Calculation of Results
Absorbance (%) = A/A₀×100%
- A: Average absorbance of standard or sample
- A₀: Average absorbance of 0 ppb Standard
- Drawing and calculation of standard curve
- Create a standard curve by plotting the absorbance percentage of each standard on the y-axis against the log concentration on the x-axis to draw a semi-logarithmic plot. Add the average absorbance value of each sample to the standard curve to calculate the corresponding concentration. If samples have been diluted, the concentration calculated from the standard curve must be multiplied by the dilution factor.

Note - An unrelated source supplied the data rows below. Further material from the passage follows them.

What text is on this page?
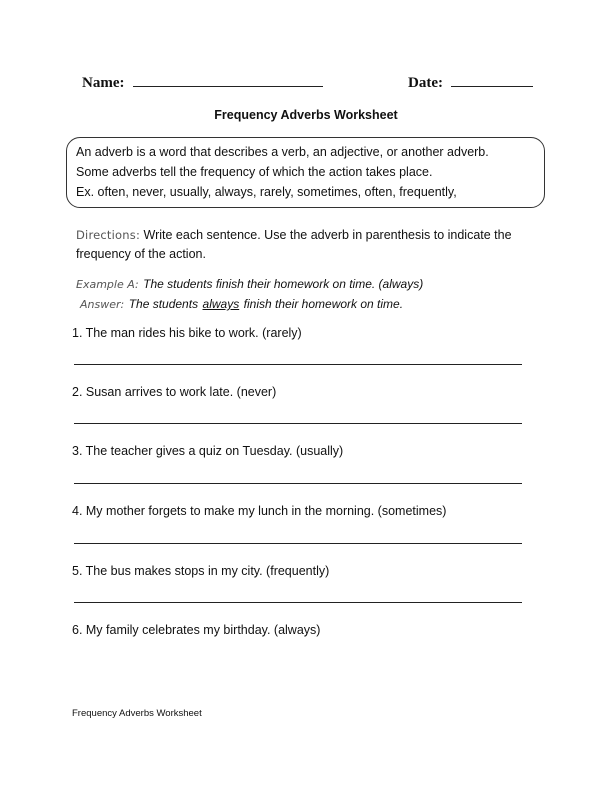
Name:	Date:
Frequency Adverbs Worksheet
An adverb is a word that describes a verb, an adjective, or another adverb.
Some adverbs tell the frequency of which the action takes place.
Ex. often, never, usually, always, rarely, sometimes, often, frequently,
Directions: Write each sentence. Use the adverb in parenthesis to indicate the
frequency of the action.
Example A: The students finish their homework on time. (always)
Answer: The students always finish their homework on time.
1. The man rides his bike to work. (rarely)
2. Susan arrives to work late. (never)
3. The teacher gives a quiz on Tuesday. (usually)
4. My mother forgets to make my lunch in the morning. (sometimes)
5. The bus makes stops in my city. (frequently)
6. My family celebrates my birthday. (always)
Frequency Adverbs Worksheet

- We recommend using professional software for fast and accurate analysis of large numbers of samples.
Product Data
Reaction conditions (Incubation time and temperature)
25℃, 30 min, 15 min
Detection limit
Muscle, Liver, Honey, Milk, Egg ---0.075 ppb; Feed, Milk powder ---0.15 ppb.
Cross-reactivity
Florfenicol ---100%; Thiamphenicol --- < 0.1%
Sample recovery rate
Muscle, Liver ---85%±20%; Honey ---85%±25%; Feed, Milk, Egg ---75%±25%.